Why? It's the right tool for the job.

> Just make the damn page accessible already.

Oh so just modify every website and expect the disabled people to wait while this happens?

This disabled web browser industry doesn't care about disabled people. Their solutions don't work, disabled browsers are expensive because government grants are given to purchase them.

> Why? It's the right tool for the job.

No, it's not. Why should disabled users be forced to indirectly interact with a webpage via a non-deterministic agent, rather than directly interact with one that's specifically designed to accommodate them?

> rather than directly interact with one that's specifically designed to accommodate them?

Because a world where that happens consistently doesn't exist, it hasn't existed for the last 20 years we've been using ARIA tags, and won't ever exist.

Your advice to "avoid aria tags" would make that a self-fulfilling prophecy. The ways to make it happen:

1. A robust set of web primitives that are accessible by default, and

2. A government that will actually enforce laws (which already exist!) requiring websites to be accessible

> Your advice to "avoid aria tags" would make that a self-fulfilling prophecy.

As mentioned ARIA has had 20 years to succeed before my Hacker News post. ARIA will continue to fail with or without me.

As you mentioned, without proof. Sorry, but I think you have it completely backward.

ARIA attributes are only one of the tools to help with web page accessibility and are somewhat last resort when you can't do what you aim to do with bare HTML.

The first tool is to not break stuff in the first place.

The solution to "accessibility is not ideal across the world" is certainly not "Outright avoid tagging stuff for accessibility anyway", as if using ARIA attributes were somewhat harmful. It's not, unless you misuse them, and no, the spec isn't unworkable, and you also don't have to use it all.

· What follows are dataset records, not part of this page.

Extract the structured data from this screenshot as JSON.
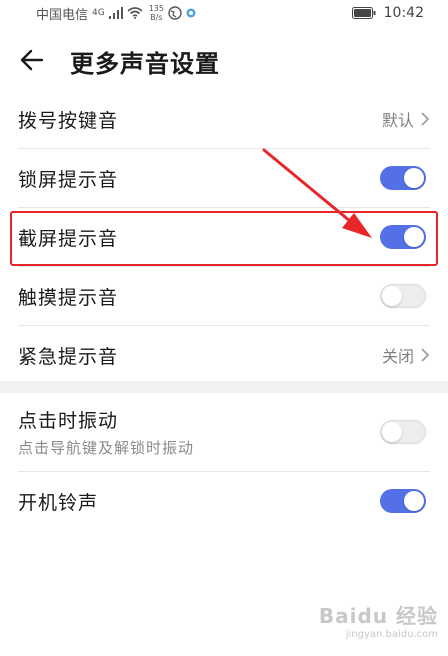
{
  "status_bar": {
    "carrier": "中国电信",
    "net_type": "4G",
    "speed_value": "135",
    "speed_unit": "B/s",
    "time": "10:42"
  },
  "header": {
    "back_icon": "arrow-left-icon",
    "title": "更多声音设置"
  },
  "settings": {
    "dial_keypad": {
      "label": "拨号按键音",
      "value": "默认"
    },
    "lock_screen": {
      "label": "锁屏提示音",
      "enabled": true
    },
    "screenshot": {
      "label": "截屏提示音",
      "enabled": true
    },
    "touch": {
      "label": "触摸提示音",
      "enabled": false
    },
    "emergency": {
      "label": "紧急提示音",
      "value": "关闭"
    }
  },
  "settings2": {
    "tap_vibration": {
      "label": "点击时振动",
      "sublabel": "点击导航键及解锁时振动",
      "enabled": false
    },
    "boot_sound": {
      "label": "开机铃声",
      "enabled": true
    }
  },
  "annotation": {
    "highlight_color": "#e8262a"
  },
  "colors": {
    "accent": "#5470e7"
  },
  "watermark": {
    "text": "Baidu 经验",
    "url": "jingyan.baidu.com"
  }
}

The response to "software is broken" is not "software has had 50+ years to be bug free, let's put the burden on the users to deal with it since obviously developers can't do bug free".

For a user running into broken pages, sure, you have to compose with what you have.

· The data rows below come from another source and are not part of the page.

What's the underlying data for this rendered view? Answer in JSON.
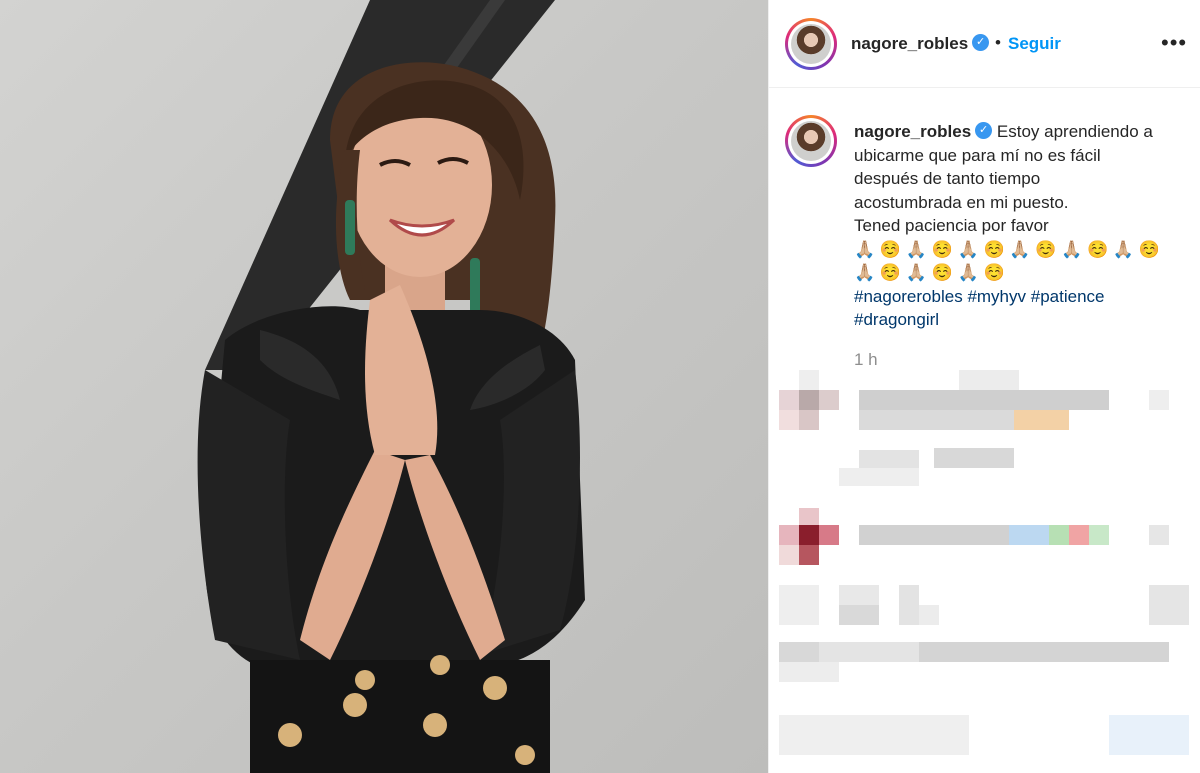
{
  "post": {
    "author": "nagore_robles",
    "verified_mark": "✓",
    "separator": "•",
    "follow_label": "Seguir",
    "more_label": "•••",
    "caption_lines": [
      "Estoy aprendiendo a",
      "ubicarme que para mí no es fácil",
      "después de tanto tiempo",
      "acostumbrada en mi puesto.",
      "Tened paciencia por favor",
      "🙏🏼 ☺️ 🙏🏼 ☺️ 🙏🏼 ☺️ 🙏🏼 ☺️ 🙏🏼 ☺️ 🙏🏼 ☺️",
      "🙏🏼 ☺️ 🙏🏼 ☺️ 🙏🏼 ☺️"
    ],
    "hashtags_line1": [
      "#nagorerobles",
      "#myhyv",
      "#patience"
    ],
    "hashtags_line2": [
      "#dragongirl"
    ],
    "time_ago": "1 h"
  },
  "colors": {
    "accent": "#0095f6",
    "verified": "#3897f0",
    "hashtag": "#00376b",
    "muted": "#8e8e8e"
  },
  "icons": {
    "verified": "verified-badge-icon",
    "more": "more-options-icon"
  }
}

As a developer, however, get your shit fixed! And that fixing doesn't involve any MCP. Don't expect visitors to run AI...

> Don't expect visitors to run AI...

Why not? That's a more reasonable expectation than asking every website to change.

Because ethical issues aside, that's expensive to run, unreliable, non-deterministic hot mess that doesn't have predictable behavior. And predictable behavior is somewhat key.

I won't blame a disabled user seeking AI-based tools to browse the web to survive with what they have, but I will totally blame the devs who created the situation.

A user interpreting visual meaning is vastly more reliable than expecting all the websites the user interacts with to be ARIA compliant.